NRRI envisions this to be a supplement to fossil coal that helps reduce harmful coal emissions to meet state and federal mandates while minimizing new capital requirements at existing power and industrial plants.
“What’s really exciting, and what we’ve been working so hard on, is being able to produce this product at a commercially-relevant scale,” said Don Fosnacht, NRRI initiative director for Renewable Energy. “We had to find a way to make it physically robust and water-resistant for easy shipping and handling, and scale it up to 6 tons per day output. It wasn’t easy.”
The United States is moving away from fossil fuels – Oregon is the first state to aim for coal-free power by 2020 – but the transition will be slow. NRRI helped to monitor a significant trial of solid biofuel at a Portland electric plant in 2017. They completely replaced the fossil coal with 3,500 tons of biofuel with only minor mechanical changes. This trial demonstrated that this similar biofuel provides roughly 2,500 BTU per pound increase over typical output for Powder River Basin coals.
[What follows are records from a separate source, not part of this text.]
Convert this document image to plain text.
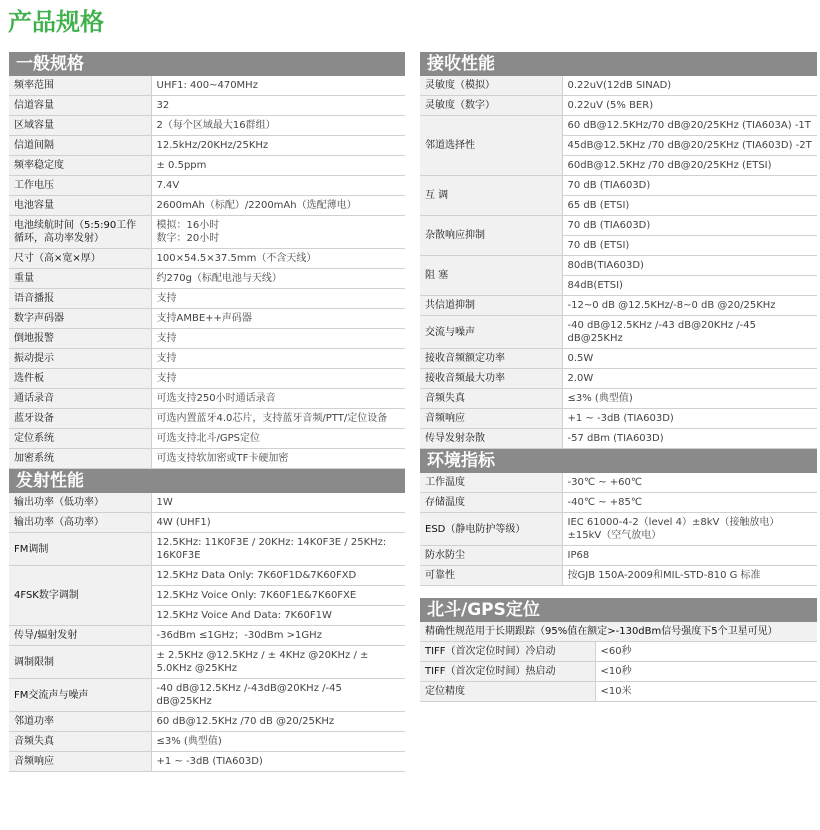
产品规格
一般规格
频率范围	UHF1: 400~470MHz

信道容量	32

区域容量	2（每个区域最大16群组）

信道间隔	12.5kHz/20KHz/25KHz

频率稳定度	± 0.5ppm

工作电压	7.4V

电池容量	2600mAh（标配）/2200mAh（选配薄电）

电池续航时间（5:5:90工作循环，高功率发射）	模拟：16小时
数字：20小时

尺寸（高×宽×厚）	100×54.5×37.5mm（不含天线）

重量	约270g（标配电池与天线）

语音播报	支持

数字声码器	支持AMBE++声码器

倒地报警	支持

振动提示	支持

选件板	支持

通话录音	可选支持250小时通话录音

蓝牙设备	可选内置蓝牙4.0芯片，支持蓝牙音频/PTT/定位设备

定位系统	可选支持北斗/GPS定位

加密系统	可选支持软加密或TF卡硬加密
发射性能
输出功率（低功率）	1W
输出功率（高功率）	4W (UHF1)
FM调制	12.5KHz: 11K0F3E / 20KHz: 14K0F3E / 25KHz: 16K0F3E
4FSK数字调制	12.5KHz Data Only: 7K60F1D&7K60FXD
12.5KHz Voice Only: 7K60F1E&7K60FXE
12.5KHz Voice And Data: 7K60F1W

传导/辐射发射	-36dBm ≤1GHz；-30dBm >1GHz
调制限制	± 2.5KHz @12.5KHz / ± 4KHz @20KHz / ± 5.0KHz @25KHz
FM交流声与噪声	-40 dB@12.5KHz /-43dB@20KHz /-45 dB@25KHz
邻道功率	60 dB@12.5KHz /70 dB @20/25KHz
音频失真	≤3% (典型值)
音频响应	+1 ~ -3dB (TIA603D)
接收性能
灵敏度（模拟）	0.22uV(12dB SINAD)
灵敏度（数字）	0.22uV (5% BER)
邻道选择性	60 dB@12.5KHz/70 dB@20/25KHz (TIA603A) -1T
45dB@12.5KHz /70 dB@20/25KHz (TIA603D) -2T
60dB@12.5KHz /70 dB@20/25KHz (ETSI)

互 调	70 dB (TIA603D)
65 dB (ETSI)

杂散响应抑制	70 dB (TIA603D)
70 dB (ETSI)

阻 塞	80dB(TIA603D)
84dB(ETSI)

共信道抑制	-12~0 dB @12.5KHz/-8~0 dB @20/25KHz
交流与噪声	-40 dB@12.5KHz /-43 dB@20KHz /-45 dB@25KHz
接收音频额定功率	0.5W
接收音频最大功率	2.0W
音频失真	≤3% (典型值)
音频响应	+1 ~ -3dB (TIA603D)
传导发射杂散	-57 dBm (TIA603D)
环境指标
工作温度	-30℃ ~ +60℃
存储温度	-40℃ ~ +85℃
ESD（静电防护等级）	IEC 61000-4-2（level 4）±8kV（接触放电）±15kV（空气放电）
防水防尘	IP68
可靠性	按GJB 150A-2009和MIL-STD-810 G 标准
北斗/GPS定位
精确性规范用于长期跟踪（95%值在额定>-130dBm信号强度下5个卫星可见）
TIFF（首次定位时间）冷启动	<60秒
TIFF（首次定位时间）热启动	<10秒
定位精度	<10米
The biofuel can be made with two processes: Torrefaction (a dry roasting method) or Hydrothermal Carbonization (a pressure cooking method). NRRI’s large scale rotary kiln is best for roasting wood chips to make solid fuels. The second reactor is like a large pressure cooker that can take other plant biomass (milfoil, invasive cattails and agricultural waste) to make an “energy mud” that is formed into solid fuels.
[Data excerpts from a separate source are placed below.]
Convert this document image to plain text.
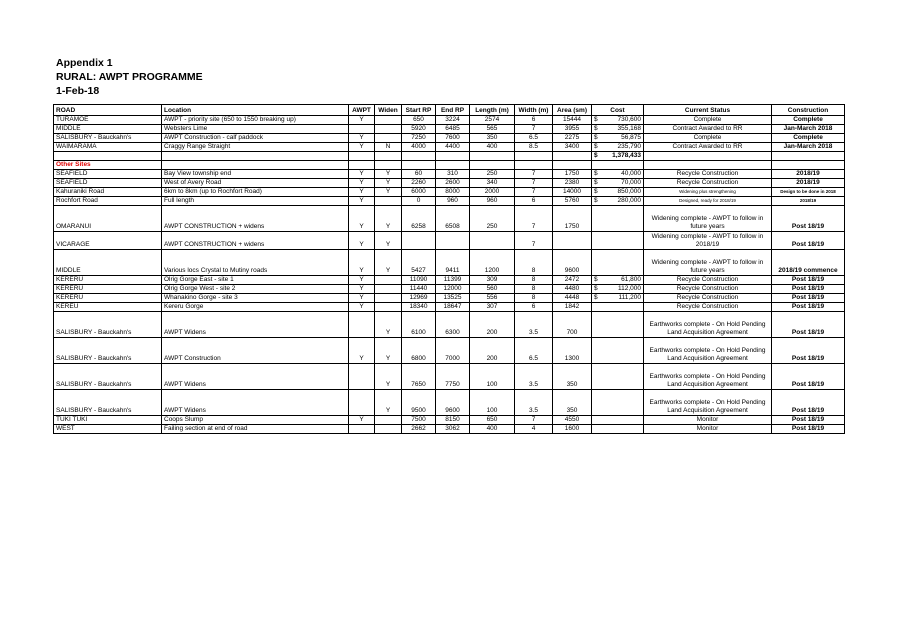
Appendix 1
RURAL: AWPT PROGRAMME
1-Feb-18
ROAD	Location	AWPT	Widen	Start RP	End RP	Length (m)	Width (m)	Area (sm)	Cost	Current Status	Construction
TURAMOE	AWPT - priority site (650 to 1550 breaking up)	Y		650	3224	2574	6	15444	$ 730,600	Complete	Complete
MIDDLE	Websters Lime			5920	6485	565	7	3955	$ 355,168	Contract Awarded to RR	Jan-March 2018
SALISBURY - Bauckahn's	AWPT Construction - calf paddock	Y		7250	7600	350	6.5	2275	$ 56,875	Complete	Complete
WAIMARAMA	Craggy Range Straight	Y	N	4000	4400	400	8.5	3400	$ 235,790	Contract Awarded to RR	Jan-March 2018

									$ 1,378,433		
Other Sites											
SEAFIELD	Bay View township end	Y	Y	60	310	250	7	1750	$ 40,000	Recycle Construction	2018/19
SEAFIELD	West of Avery Road	Y	Y	2260	2600	340	7	2380	$ 70,000	Recycle Construction	2018/19
Kahuraniki Road	6km to 8km (up to Rochfort Road)	Y	Y	6000	8000	2000	7	14000	$ 850,000	Widening plus strengthening	Design to be done in 2018
Rochfort Road	Full length	Y		0	960	960	6	5760	$ 280,000	Designed, ready for 2018/19	2018/19
OMARANUI	AWPT CONSTRUCTION + widens	Y	Y	6258	6508	250	7	1750		Widening complete - AWPT to follow in future years	Post 18/19
VICARAGE	AWPT CONSTRUCTION + widens	Y	Y				7			Widening complete - AWPT to follow in 2018/19	Post 18/19
MIDDLE	Various locs Crystal to Mutiny roads	Y	Y	5427	9411	1200	8	9600		Widening complete - AWPT to follow in future years	2018/19 commence
KERERU	Olrig Gorge East - site 1	Y		11090	11399	309	8	2472	$ 61,800	Recycle Construction	Post 18/19
KERERU	Olrig Gorge West - site 2	Y		11440	12000	560	8	4480	$ 112,000	Recycle Construction	Post 18/19
KERERU	Whanakino Gorge - site 3	Y		12969	13525	556	8	4448	$ 111,200	Recycle Construction	Post 18/19
KEREU	Kereru Gorge	Y		18340	18647	307	6	1842		Recycle Construction	Post 18/19
SALISBURY - Bauckahn's	AWPT Widens		Y	6100	6300	200	3.5	700		Earthworks complete - On Hold Pending Land Acquisition Agreement	Post 18/19
SALISBURY - Bauckahn's	AWPT Construction	Y	Y	6800	7000	200	6.5	1300		Earthworks complete - On Hold Pending Land Acquisition Agreement	Post 18/19
SALISBURY - Bauckahn's	AWPT Widens		Y	7650	7750	100	3.5	350		Earthworks complete - On Hold Pending Land Acquisition Agreement	Post 18/19
SALISBURY - Bauckahn's	AWPT Widens		Y	9500	9600	100	3.5	350		Earthworks complete - On Hold Pending Land Acquisition Agreement	Post 18/19
TUKI TUKI	Coops Slump	Y		7500	8150	650	7	4550		Monitor	Post 18/19
WEST	Failing section at end of road			2662	3062	400	4	1600		Monitor	Post 18/19
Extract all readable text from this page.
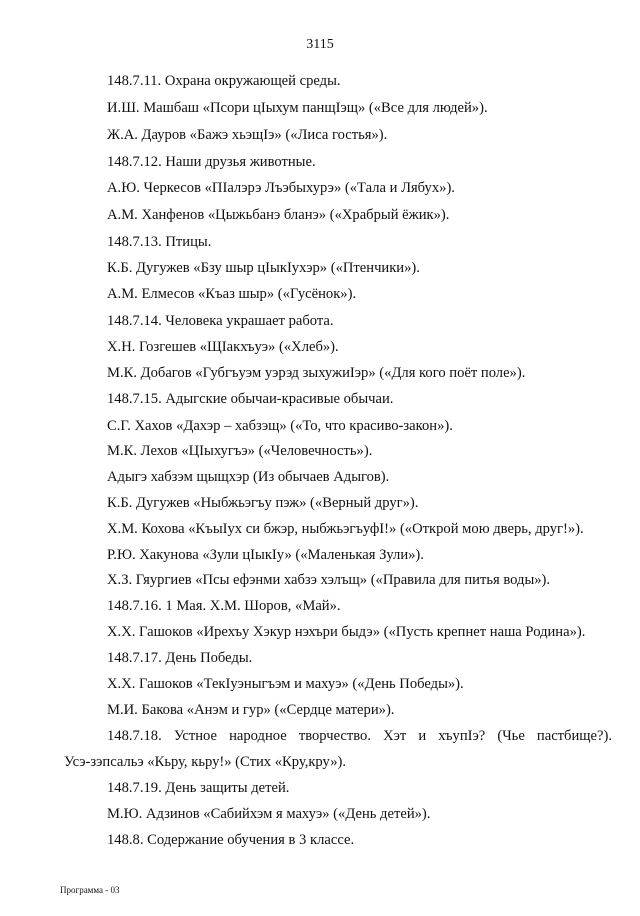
3115
148.7.11. Охрана окружающей среды.
И.Ш. Машбаш «Псори цIыхум панщIэщ» («Все для людей»).
Ж.А. Дауров «Бажэ хьэщIэ» («Лиса гостья»).
148.7.12. Наши друзья животные.
А.Ю. Черкесов «ПIалэрэ Лъэбыхурэ» («Тала и Лябух»).
А.М. Ханфенов «Цыжьбанэ бланэ» («Храбрый ёжик»).
148.7.13. Птицы.
К.Б. Дугужев «Бзу шыр цIыкIухэр» («Птенчики»).
А.М. Елмесов «Къаз шыр» («Гусёнок»).
148.7.14. Человека украшает работа.
Х.Н. Гозгешев «ЩIакхъуэ» («Хлеб»).
М.К. Добагов «Губгъуэм уэрэд зыхужиIэр» («Для кого поёт поле»).
148.7.15. Адыгские обычаи-красивые обычаи.
С.Г. Хахов «Дахэр – хабзэщ» («То, что красиво-закон»).
М.К. Лехов «ЦIыхугъэ» («Человечность»).
Адыгэ хабзэм щыщхэр (Из обычаев Адыгов).
К.Б. Дугужев «Ныбжьэгъу пэж» («Верный друг»).
Х.М. Кохова «КъыIух си бжэр, ныбжьэгъуфI!» («Открой мою дверь, друг!»).
Р.Ю. Хакунова «Зули цIыкIу» («Маленькая Зули»).
Х.З. Гяургиев «Псы ефэнми хабзэ хэлъщ» («Правила для питья воды»).
148.7.16. 1 Мая. Х.М. Шоров, «Май».
Х.Х. Гашоков «Ирехъу Хэкур нэхъри быдэ» («Пусть крепнет наша Родина»).
148.7.17. День Победы.
Х.Х. Гашоков «ТекIуэныгъэм и махуэ» («День Победы»).
М.И. Бакова «Анэм и гур» («Сердце матери»).
148.7.18. Устное народное творчество. Хэт и хъупIэ? (Чье пастбище?).
Усэ-зэпсальэ «Кьру, кьру!» (Стих «Кру,кру»).
148.7.19. День защиты детей.
М.Ю. Адзинов «Сабийхэм я махуэ» («День детей»).
148.8. Содержание обучения в 3 классе.
Программа - 03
“If you think about how Mother Nature made fossil coal, it’s time, pressure and heat,” explained NRRI Engineer Tim Hagen. “We’re doing those same processes, but instead of millions of years, we’re doing it in a few hours. And because minerals don’t get into the mix, we don’t have those potential pollutants.”
And while this is exciting progress, NRRI is already gearing up for the next steps of biofuel development. Using a high pressure gasification process on the solid fuels, they hope to demonstrate the conversion of the solid biofuel into a synthetic natural gas (sometimes called “syngas”). Other products would be high value chemicals, liquid fuels and activated carbon.
White wood pellets have made it to market as a coal alternative and they’re a large U.S. export to Europe. But unlike NRRI’s solid biofuel, white wood pellets require major infrastructure changes at the power plant including massive warehouses, and they easily break down during transport and exposure to weather.
NRRI’s renewable energy research was funded by a grant from Xcel Energy, Minnesota Next Generation Energy Board/MN Dept. of Agriculture, Minnesota Power, Heetway, K.R.Komarek, Inc. and the Consortium for Advanced Wood to Energy Solutions.